La Force des choses : les espoirs de la Libération sont très vite déçus

La Force des choses commence en 1944 et se déroule jusqu’en 1962. Il s’agit d’une troisième partie de la vie de Beauvoir. Après la guerre, ses idéaux sont dorénavant construits, mais les espoirs de la Libération sont très vite déçus. C’est une fausse liberté qui leur est offerte. Ils sont prisonniers d’un choix auquel ils refusent de se résoudre, entre capitalisme et communisme stalinien.

Face à la violence des sentiments

Mais, encore une fois, grâce à la possibilité du voyage, Beauvoir se libère en acceptant, en 1947, un séjour aux États-Unis au cours duquel elle rencontre Nelson Algren. Elle vit une expérience amoureuse intense et tortueuse qui se terminera en 1951. Elle rencontre alors Claude Lanzmann. Leur liaison dure jusqu’en 1959.

Face à la violence des événements

Elle est devenue un personnage de la vie intellectuelle parisienne, notamment avec la parution du Deuxième sexe et des Mandarins qui obtient le prix Goncourt en 1954. Ce statut lui donne la force de contester la guerre d’Algérie, en dénonçant entre autre les tortures et les exécutions pratiquées par l’armée française, se sentant responsable en tant que française des atrocités décidées par son propre pays, lequel vient pourtant de souffrir de l’emprise nazie. En 1960, Camus meurt dans un accident de voiture. Ces événements, violents, expliquent le choix du titre La Force des choses : elle se rend compte que ce qui arrive est lié à une situation, positionnement philosophique cher à Sartre et à l’existentialisme.

La lutte continue : crimes de guerre et droits de la femme

La dernière partie de sa vie n’a pas fait l’objet d’un récit autobiographique chronologique. Elle s’en explique : « Je n’ai plus l’impression de me diriger vers un but mais seulement de glisser inéluctablement vers ma tombe. Alors il n’est plus nécessaire de prendre pour fil conducteur le déroulement du temps »3. Pourtant la lutte continue : contre les crimes de guerre, ceux du Vietnam cette fois, pour les droits de la femme : elle s’engage en 1970 au MLF. Elle contribue au journal La Cause du peuple dirigé cette même année par Sartre et continue de publier dans la revue Les Temps modernes.
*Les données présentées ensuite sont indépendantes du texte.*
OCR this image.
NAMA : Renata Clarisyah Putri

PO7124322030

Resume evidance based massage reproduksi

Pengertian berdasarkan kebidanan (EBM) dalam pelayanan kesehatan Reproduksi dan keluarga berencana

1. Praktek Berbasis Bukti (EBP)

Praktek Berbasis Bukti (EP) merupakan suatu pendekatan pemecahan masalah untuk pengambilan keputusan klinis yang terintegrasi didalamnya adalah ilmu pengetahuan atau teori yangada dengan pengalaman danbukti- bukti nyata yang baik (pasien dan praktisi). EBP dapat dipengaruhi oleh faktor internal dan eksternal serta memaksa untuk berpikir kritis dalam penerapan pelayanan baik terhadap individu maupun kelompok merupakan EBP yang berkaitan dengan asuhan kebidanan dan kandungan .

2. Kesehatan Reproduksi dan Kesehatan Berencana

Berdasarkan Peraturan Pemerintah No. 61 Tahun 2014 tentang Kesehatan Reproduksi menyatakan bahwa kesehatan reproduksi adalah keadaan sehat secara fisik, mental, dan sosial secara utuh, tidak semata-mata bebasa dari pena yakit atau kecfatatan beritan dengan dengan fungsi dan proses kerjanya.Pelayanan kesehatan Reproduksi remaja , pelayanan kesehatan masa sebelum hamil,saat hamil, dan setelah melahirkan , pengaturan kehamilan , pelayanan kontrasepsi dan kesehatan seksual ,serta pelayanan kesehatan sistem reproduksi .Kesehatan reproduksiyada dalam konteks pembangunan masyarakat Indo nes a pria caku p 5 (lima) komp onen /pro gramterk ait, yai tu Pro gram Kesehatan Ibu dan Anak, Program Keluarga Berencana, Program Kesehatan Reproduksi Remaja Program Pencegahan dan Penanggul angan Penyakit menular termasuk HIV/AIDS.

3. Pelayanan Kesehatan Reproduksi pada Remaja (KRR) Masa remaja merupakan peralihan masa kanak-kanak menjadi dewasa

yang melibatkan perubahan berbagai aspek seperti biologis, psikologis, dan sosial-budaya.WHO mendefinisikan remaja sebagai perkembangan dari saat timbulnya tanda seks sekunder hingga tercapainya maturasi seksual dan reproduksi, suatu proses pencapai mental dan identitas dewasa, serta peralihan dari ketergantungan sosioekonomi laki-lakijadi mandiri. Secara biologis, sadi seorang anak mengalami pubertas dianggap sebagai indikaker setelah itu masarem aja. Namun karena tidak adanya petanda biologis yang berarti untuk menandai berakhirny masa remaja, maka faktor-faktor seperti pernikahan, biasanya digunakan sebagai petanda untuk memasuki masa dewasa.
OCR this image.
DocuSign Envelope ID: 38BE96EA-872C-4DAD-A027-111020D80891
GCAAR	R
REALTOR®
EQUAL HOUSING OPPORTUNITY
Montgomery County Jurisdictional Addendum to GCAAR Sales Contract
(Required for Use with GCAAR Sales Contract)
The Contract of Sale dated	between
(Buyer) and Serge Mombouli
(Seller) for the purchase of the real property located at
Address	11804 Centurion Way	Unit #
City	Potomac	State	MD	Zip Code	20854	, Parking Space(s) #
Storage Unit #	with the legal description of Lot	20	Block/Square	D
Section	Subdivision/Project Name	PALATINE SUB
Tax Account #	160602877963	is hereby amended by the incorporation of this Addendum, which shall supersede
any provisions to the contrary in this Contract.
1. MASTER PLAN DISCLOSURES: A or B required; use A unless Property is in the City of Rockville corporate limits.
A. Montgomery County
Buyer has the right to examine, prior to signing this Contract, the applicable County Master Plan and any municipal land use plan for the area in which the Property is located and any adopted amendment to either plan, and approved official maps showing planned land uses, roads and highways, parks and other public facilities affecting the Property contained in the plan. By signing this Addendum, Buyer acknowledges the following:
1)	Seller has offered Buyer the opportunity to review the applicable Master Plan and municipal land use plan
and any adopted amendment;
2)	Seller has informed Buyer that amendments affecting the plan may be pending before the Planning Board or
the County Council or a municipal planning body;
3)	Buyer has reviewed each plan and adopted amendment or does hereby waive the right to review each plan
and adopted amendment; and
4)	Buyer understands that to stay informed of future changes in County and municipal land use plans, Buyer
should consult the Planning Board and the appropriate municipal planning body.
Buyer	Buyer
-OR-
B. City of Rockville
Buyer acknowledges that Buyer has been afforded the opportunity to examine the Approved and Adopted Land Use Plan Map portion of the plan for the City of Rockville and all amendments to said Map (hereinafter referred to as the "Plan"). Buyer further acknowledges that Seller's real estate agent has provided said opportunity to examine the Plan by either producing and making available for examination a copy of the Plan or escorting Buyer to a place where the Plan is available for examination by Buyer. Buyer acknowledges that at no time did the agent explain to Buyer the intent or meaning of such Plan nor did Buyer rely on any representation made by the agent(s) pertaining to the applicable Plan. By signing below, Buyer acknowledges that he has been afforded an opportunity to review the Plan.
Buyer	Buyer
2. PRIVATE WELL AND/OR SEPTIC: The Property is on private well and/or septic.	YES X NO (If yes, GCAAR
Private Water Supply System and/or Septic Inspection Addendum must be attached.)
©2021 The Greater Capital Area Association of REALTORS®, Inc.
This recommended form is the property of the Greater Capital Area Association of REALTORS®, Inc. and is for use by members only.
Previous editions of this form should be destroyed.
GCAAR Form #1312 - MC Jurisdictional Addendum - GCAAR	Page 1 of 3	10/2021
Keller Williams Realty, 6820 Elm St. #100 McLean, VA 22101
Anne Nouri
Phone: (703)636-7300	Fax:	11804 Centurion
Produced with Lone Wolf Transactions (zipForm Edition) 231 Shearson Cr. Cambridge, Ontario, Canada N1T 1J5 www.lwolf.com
Rien ne cesse, pas même après la disparition de Sartre en 1980.

Beauvoir et Sartre, et l’écriture

Elle publie suite à cette perte La Cérémonie des adieux, en sa mémoire. Elle rassemble également les lettres de Sartre sous le titre Lettres au Castor. Et elle continue ses voyages, aux côtés de Sylvie Le Bon, jeune femme avec laquelle elle s’est liée d’amitié et qu’elle adopte après la mort de Sartre afin de lui confier la postérité de son œuvre. Simone de Beauvoir décède en 1986, et repose auprès de Sartre, au cimetière Montparnasse.

1. Simone de Beauvoir, Pierre-Louis Fort, Presses universitaires de Vincennes, 2016.

2.Nizan est mort pendant la guerre, dans des conditions restées inconnues. Bourla, ami proche, est fait prisonnier puis abattu.

3. Tout compte fait, 1972. Il s’agit du dernier tome autobiographique qui s’organise non plus selon un ordre chronologique mais autour de divers thèmes significatifs dans l’ensemble de sa vie.